Tawaran Kecil Untuk Hati Yang terpencil
Cerita
yang kualami ini layaknya cerita dalam novel. Tak pernah kusangka-sangka
sebelumnya. Ternyata kalau aku mau saja melihat kebawah, masih banyak orang
yang hidupnya kurang beruntung dibanding aku.
“Abang
anak pertama dari empat bersaudara, dua adikku putus sekolah karena harus kerja
bantu bapak dan ibu dikampung, ibu sakit-sakitan dan keluar masuk rumah sakit,
malah sekarang abang belum dapat kerjaan. Cobalah Yasmin fikirkan dulu, abang kan
anak laki-laki paling besar. Gimana mungkin abang bisa memikirkan perempuan
lain sementara ibu abang sendiri sakit fisik, bisa-bisa jadi anak durhaka
abang. Itulah sebabnya abang terlambat menikah. Sebab lain, juga belum ada
wanita yang bisa menerima keadaan abang dan keluarga abang. Sebenernya abang
udah ada nabung dari hasil kerja yang dulu, tapi ketepatan saat itu pula ibunya
abang masuk rumah sakit yang kemudian harus operasi dan mengahabiskan semua
tabungan abang, juga untuk biaya kuliah dan biaya sekolah adik-adik abang. Bapak
abang udah tua dan gak kerja. Untuk
makan mereka dikampung aja susah, itulah sebabnya abang kerja keras biar bisa
bantu mereka. Istikharah Yasmine. Apa Yasmine mau abang lamar? Apa Yasmine bisa
menerima keadaan abang dan keluarga abang? Jujur aja, kalau untuk biaya
walimahan abang gak ada uang, tapi kalau untuk ijab qabul alhamdulillah bisa.

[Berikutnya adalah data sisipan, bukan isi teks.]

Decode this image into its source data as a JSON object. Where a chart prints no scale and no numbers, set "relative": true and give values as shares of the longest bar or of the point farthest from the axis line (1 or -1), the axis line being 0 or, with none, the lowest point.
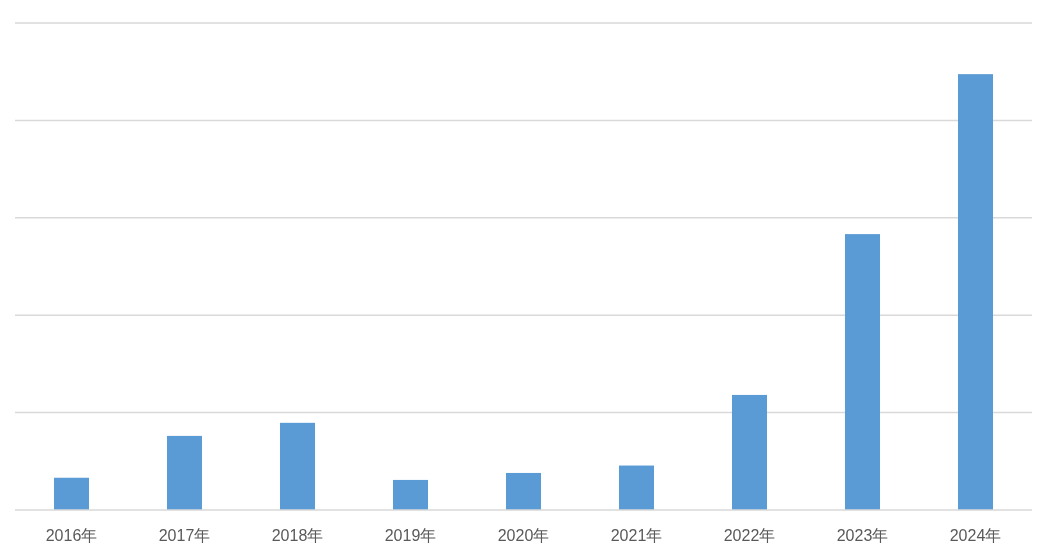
{
  "chart_data": {
    "type": "bar",
    "categories": [
      "2016年",
      "2017年",
      "2018年",
      "2019年",
      "2020年",
      "2021年",
      "2022年",
      "2023年",
      "2024年"
    ],
    "values": [
      0.074,
      0.17,
      0.2,
      0.069,
      0.085,
      0.102,
      0.264,
      0.633,
      1
    ],
    "color": "#5b9bd5",
    "relative": true,
    "grid": "y"
  }
}
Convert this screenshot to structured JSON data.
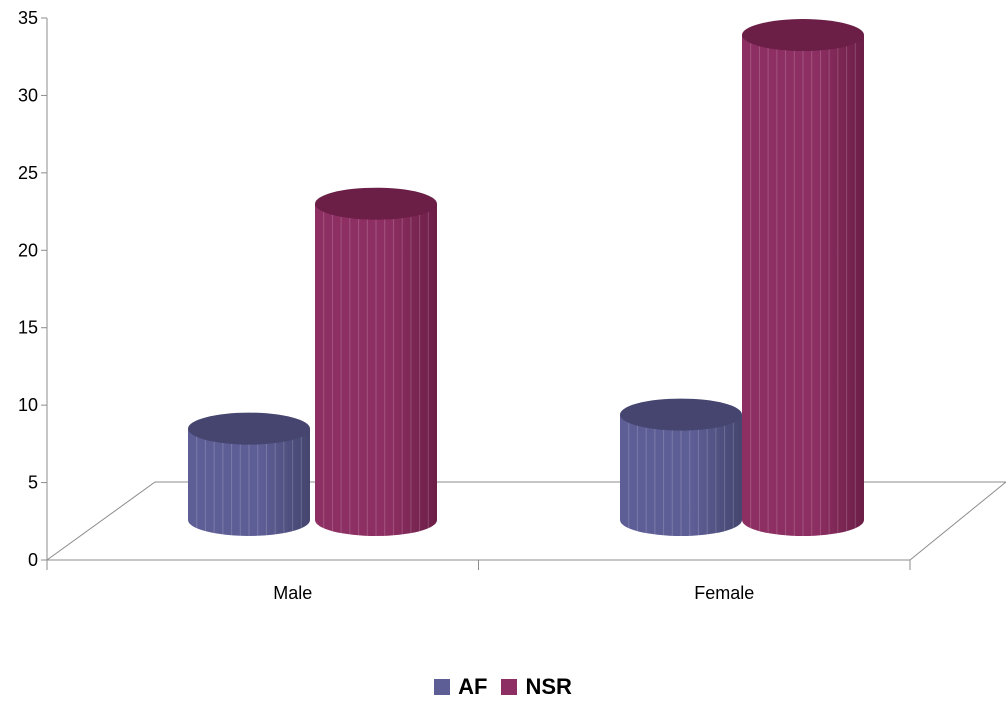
{
  "chart_data": {
    "type": "bar",
    "style": "3d-cylinder",
    "categories": [
      "Male",
      "Female"
    ],
    "series": [
      {
        "name": "AF",
        "values": [
          6.5,
          7.5
        ],
        "color": "#5E5E96",
        "top_color": "#45456F"
      },
      {
        "name": "NSR",
        "values": [
          22.5,
          34.5
        ],
        "color": "#8E2F63",
        "top_color": "#6B1E46"
      }
    ],
    "ylim": [
      0,
      35
    ],
    "yticks": [
      "0",
      "5",
      "10",
      "15",
      "20",
      "25",
      "30",
      "35"
    ],
    "grid": false,
    "legend_position": "bottom",
    "title": "",
    "xlabel": "",
    "ylabel": ""
  }
}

Dan mungkin itulah jodoh abang......” cerita itu masih terngiang-ngiang
ditelingaku. Ah, ya Rabb.. apa yang harus kulakukan. Sungguh perih mendengar
kisahnya. Ada secuil rasa simpati melihat keadaannya. Tapi walau bagaimanapun
aku tak bisa membohongi hatiku, aku tidak mencintainya. Jangankan
mencintainya.. mengenalnya pun tidak sama sekali. Bagaimana ini, mengapa ia
terbuka padaku. Padahal kami tidak saling mengenal. Sungguh aku ingin
membantunya. Tapi bagaimana caranya??
Haruskah kuterima tawarannya untuk menikah dengannya?? Tapi bagaimana
dengan hatiku? Haruskah aku mengorbankan perasaanku demi menolongnya?? Ah,
tidak.. ini bukan cinta, ini hanya kasihan padanya. Lalu apa yang harus aku
lakukan? Mungkinkah ini termasuk bagian dari cara Allah yang ditetapkan padaku untuk
mengujiku? Ya Allah.. hanya kepadamu semua ini kukembalikan. Berilah petunjukmu
atas dilema ini. Benarkah dia jodohku? Ya Allah ku ikuti semua alur ini, hingga
engkau menunjukkan mana yang terbaik untukku. Kadang aku berfikir, bagaimana
ini bisa terjadi?. Ah, semua ini campur tangannya. Disisi lain, aku punya
rencana. Akan membiayai sekolah adik-adikku sampai keperguruan tinggi. Lalu
jika aku menikah bagaimana nasib mereka? Lalu bagaimana dengan orang tuaku yang menginginkan agar aku
berkarir dulu setelah wisuda nanti? Apakah aku harus mengecewakan mereka
lagi? Jika tidak... aaaahhhhhh, entahlah aku bingung. Ya Allah berilah
petunjukmu. Akhirnya aku sadar, manusia
hanya bisa merencanakan dan ketetapannya hanya milik Allah. Bagaimana ini?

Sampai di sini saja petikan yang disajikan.